Tucker decomposition, for example, takes a 3-way array $\mathcal{X} \in \mathbb{R}^{I \times J \times K}$
and decomposes the tensor into three matrices $\mathcal{A,B,C}$ and a smaller tensor $\mathcal{G}$. The shape of the matrices and new tensor are such that the total number of elements is reduced. The new tensors have shapes
 $\mathcal{A} \in \mathbb{R}^{I \times P},$
 $\mathcal{B} \in \mathbb{R}^{J \times Q},$
 $\mathcal{C} \in \mathbb{R}^{K \times R},$
 $\mathcal{G} \in \mathbb{R}^{P \times Q \times R}.$
Then the original tensor can be expressed as the tensor product of these four tensors:
 $\mathcal{X} = \mathcal{G} \times \mathcal{A} \times \mathcal{B} \times \mathcal{C}.$

In the example shown in the figure, the dimensions of the tensors are
 $\mathcal{X}$: I=8, J=6, K=3, $\mathcal{A}$: I=8, P=5, $\mathcal{B}$: J=6, Q=4, $\mathcal{C}$: K=3, R=2, $\mathcal{G}$: P=5, Q=4, R=2.
The total number of elements in the Tucker factorization is
 $|\mathcal{A}|+|\mathcal{B}|+|\mathcal{C}|+|\mathcal{G}| =$
 $(I \times P) + (J \times Q) + (K \times R) + (P \times Q \times R) = 8\times5 + 6\times4 + 3\times2 + 5\times4\times2 = 110.$

The number of elements in the original $\mathcal{X}$ is 144, resulting in a data reduction from 144 down to 110 elements, a reduction of 23% in parameters or data size. For much larger initial tensors, and depending on the rank (redundancy) of the tensor, the gains can be more significant.

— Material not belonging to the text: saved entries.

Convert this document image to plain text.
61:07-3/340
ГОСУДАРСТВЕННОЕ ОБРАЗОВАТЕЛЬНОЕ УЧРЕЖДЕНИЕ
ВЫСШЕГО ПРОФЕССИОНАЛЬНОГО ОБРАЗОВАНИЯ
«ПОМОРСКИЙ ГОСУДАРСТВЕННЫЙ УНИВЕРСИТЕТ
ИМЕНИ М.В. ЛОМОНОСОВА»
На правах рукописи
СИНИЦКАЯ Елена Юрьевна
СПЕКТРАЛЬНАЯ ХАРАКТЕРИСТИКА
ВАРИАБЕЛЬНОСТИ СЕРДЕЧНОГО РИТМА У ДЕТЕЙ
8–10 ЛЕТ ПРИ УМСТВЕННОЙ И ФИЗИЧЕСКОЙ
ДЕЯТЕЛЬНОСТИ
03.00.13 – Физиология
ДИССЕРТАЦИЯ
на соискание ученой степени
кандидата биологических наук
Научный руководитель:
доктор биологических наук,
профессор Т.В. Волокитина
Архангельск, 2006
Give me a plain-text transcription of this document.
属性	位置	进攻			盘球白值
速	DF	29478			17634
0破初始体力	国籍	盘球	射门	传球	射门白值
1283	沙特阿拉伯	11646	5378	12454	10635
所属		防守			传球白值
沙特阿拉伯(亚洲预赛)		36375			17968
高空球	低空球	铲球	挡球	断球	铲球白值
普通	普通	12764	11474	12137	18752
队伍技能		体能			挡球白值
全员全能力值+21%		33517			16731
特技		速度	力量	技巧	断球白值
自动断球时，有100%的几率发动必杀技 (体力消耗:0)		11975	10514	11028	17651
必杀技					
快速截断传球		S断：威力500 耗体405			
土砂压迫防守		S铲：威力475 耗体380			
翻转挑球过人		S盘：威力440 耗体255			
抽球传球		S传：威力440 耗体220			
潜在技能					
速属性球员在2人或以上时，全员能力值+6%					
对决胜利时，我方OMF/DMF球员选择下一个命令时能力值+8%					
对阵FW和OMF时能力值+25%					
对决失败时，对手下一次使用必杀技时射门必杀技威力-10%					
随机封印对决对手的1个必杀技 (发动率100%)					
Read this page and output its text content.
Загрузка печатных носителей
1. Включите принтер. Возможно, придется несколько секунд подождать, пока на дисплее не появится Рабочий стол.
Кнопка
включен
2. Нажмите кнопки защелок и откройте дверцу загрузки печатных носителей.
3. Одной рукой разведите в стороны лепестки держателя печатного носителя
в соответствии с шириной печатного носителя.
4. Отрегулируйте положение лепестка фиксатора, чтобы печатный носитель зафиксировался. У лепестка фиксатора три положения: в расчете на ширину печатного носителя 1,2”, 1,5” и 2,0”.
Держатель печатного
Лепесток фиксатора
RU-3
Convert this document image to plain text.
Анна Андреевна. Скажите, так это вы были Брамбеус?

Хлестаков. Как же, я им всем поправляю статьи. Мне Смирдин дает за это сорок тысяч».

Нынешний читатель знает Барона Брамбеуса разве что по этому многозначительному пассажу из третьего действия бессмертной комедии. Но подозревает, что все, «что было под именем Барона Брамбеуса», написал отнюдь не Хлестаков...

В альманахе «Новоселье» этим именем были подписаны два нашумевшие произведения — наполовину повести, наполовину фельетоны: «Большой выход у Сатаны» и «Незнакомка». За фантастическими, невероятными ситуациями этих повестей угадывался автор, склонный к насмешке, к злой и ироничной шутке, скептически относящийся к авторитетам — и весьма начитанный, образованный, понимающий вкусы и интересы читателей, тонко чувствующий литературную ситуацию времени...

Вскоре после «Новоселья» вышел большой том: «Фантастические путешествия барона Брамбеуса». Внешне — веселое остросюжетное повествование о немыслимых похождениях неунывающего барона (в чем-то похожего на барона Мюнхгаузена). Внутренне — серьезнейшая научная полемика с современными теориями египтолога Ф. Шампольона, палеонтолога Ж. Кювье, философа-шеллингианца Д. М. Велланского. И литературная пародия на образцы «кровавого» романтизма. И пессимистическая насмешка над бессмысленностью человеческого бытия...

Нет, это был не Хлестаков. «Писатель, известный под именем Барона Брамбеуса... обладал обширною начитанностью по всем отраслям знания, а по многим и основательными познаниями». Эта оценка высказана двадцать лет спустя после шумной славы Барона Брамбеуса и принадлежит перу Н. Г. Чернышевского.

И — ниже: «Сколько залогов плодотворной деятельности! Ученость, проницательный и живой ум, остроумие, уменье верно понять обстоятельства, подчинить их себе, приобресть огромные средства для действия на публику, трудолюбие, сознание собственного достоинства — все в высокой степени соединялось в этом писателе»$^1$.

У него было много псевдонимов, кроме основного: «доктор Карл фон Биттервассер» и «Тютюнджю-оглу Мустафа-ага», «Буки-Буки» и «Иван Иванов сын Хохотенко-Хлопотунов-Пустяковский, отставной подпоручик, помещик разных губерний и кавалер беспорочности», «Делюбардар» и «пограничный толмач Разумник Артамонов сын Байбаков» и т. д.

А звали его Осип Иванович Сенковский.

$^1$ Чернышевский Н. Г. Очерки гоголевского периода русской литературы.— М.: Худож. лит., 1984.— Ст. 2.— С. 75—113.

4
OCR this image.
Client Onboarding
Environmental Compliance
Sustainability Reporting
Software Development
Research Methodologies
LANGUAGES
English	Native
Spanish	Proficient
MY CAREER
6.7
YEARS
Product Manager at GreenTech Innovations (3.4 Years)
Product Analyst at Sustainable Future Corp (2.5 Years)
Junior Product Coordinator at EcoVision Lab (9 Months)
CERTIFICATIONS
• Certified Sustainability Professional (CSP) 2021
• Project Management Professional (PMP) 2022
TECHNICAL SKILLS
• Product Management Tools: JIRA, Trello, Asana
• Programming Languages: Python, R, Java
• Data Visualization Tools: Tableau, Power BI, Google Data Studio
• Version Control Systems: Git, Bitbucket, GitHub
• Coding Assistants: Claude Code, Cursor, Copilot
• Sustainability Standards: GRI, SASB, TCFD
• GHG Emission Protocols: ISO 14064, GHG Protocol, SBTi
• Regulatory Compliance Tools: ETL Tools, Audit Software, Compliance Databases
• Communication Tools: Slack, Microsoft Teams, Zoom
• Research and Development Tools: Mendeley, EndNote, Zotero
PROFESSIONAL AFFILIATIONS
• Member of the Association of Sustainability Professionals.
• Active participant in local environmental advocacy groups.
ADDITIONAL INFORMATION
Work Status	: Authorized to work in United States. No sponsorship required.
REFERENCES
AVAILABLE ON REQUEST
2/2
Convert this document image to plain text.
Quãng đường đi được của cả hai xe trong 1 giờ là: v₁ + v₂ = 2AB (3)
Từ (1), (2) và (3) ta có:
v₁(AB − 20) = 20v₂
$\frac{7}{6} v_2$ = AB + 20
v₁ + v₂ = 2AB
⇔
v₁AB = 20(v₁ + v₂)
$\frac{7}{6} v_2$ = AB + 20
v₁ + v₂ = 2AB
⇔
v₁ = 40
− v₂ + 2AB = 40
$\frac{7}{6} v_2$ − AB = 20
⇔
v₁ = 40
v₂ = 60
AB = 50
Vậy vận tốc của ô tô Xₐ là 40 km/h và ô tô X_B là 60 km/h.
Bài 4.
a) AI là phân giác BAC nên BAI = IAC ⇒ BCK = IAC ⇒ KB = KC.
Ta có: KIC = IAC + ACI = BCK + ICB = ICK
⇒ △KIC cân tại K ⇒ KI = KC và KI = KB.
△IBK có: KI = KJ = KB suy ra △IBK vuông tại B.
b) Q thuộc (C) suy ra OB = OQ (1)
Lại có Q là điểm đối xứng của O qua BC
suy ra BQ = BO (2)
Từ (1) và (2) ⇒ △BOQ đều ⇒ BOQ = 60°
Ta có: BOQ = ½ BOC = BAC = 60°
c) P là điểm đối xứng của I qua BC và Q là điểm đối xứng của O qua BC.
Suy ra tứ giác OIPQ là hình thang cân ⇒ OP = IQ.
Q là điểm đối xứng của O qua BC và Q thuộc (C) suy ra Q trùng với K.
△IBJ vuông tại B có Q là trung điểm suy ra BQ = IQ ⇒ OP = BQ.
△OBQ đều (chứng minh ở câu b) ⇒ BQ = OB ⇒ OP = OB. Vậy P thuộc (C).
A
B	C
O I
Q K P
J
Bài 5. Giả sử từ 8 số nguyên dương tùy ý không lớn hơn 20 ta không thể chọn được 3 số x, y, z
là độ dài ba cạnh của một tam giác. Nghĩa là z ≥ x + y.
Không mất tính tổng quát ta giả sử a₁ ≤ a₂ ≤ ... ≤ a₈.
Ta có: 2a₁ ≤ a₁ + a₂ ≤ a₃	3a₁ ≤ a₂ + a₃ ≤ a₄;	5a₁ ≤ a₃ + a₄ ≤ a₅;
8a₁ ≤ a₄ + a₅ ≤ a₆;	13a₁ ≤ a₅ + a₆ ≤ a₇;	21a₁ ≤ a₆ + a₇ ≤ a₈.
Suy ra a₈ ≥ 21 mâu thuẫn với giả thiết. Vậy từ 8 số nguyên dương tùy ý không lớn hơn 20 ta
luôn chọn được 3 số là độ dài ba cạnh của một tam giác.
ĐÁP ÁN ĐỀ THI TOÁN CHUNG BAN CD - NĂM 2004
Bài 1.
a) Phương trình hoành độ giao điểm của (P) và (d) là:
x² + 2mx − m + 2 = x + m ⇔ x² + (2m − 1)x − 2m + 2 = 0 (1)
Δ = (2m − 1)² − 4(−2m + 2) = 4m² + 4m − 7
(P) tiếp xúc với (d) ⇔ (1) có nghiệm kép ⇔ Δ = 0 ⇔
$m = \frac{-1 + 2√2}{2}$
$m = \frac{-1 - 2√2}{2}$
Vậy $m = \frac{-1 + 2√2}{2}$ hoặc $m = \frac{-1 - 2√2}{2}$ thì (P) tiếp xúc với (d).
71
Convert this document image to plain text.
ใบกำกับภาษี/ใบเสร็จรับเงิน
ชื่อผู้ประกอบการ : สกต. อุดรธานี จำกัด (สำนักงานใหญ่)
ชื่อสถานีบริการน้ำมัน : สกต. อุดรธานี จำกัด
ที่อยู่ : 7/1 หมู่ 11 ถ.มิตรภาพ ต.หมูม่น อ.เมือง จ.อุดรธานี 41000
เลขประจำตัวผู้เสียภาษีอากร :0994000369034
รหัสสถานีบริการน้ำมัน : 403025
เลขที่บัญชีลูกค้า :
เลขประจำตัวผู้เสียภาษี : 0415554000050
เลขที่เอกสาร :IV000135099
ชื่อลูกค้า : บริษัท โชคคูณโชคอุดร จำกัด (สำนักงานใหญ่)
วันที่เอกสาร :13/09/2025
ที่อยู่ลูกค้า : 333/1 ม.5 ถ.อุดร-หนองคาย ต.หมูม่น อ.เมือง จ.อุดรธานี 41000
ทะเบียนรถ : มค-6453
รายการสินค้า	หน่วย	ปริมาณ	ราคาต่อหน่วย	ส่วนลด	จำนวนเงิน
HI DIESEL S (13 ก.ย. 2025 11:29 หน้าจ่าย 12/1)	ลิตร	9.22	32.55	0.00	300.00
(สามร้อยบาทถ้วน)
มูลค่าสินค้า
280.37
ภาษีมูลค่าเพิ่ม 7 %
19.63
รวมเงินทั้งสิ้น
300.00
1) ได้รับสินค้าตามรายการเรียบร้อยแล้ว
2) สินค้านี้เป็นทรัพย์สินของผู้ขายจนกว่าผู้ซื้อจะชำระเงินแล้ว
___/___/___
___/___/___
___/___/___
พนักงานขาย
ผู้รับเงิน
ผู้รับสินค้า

The work of Rabanser et al. provides an introduction to tensors with more details on the extension of Tucker decomposition to N-dimensions beyond the mode-3 example given here.

====Tensor trains====
Another technique for decomposing tensors rewrites the initial tensor as a sequence (train) of smaller sized tensors. A tensor-train (TT) is a sequence of tensors of reduced rank, called canonical factors. The original tensor can be expressed as the sum-product of the sequence.

 $\mathcal{X} = \mathcal{G_1} \mathcal{G_2} \mathcal{G_3} .. \mathcal{G_d}$

Developed in 2011 by Ivan Oseledts, the author observes that Tucker decomposition is "suitable for small dimensions, especially for the three-dimensional case. For large d it is not suitable." Thus tensor-trains can be used to factorize larger tensors in higher dimensions.

===Tensor graphs===
The unified data architecture and automatic differentiation of tensors has enabled higher-level designs of machine learning in the form of tensor graphs. This leads to new architectures, such as tensor-graph convolutional networks (TGCN), which identify highly non-linear associations in data, combine multiple relations, and scale gracefully, while remaining robust and performant.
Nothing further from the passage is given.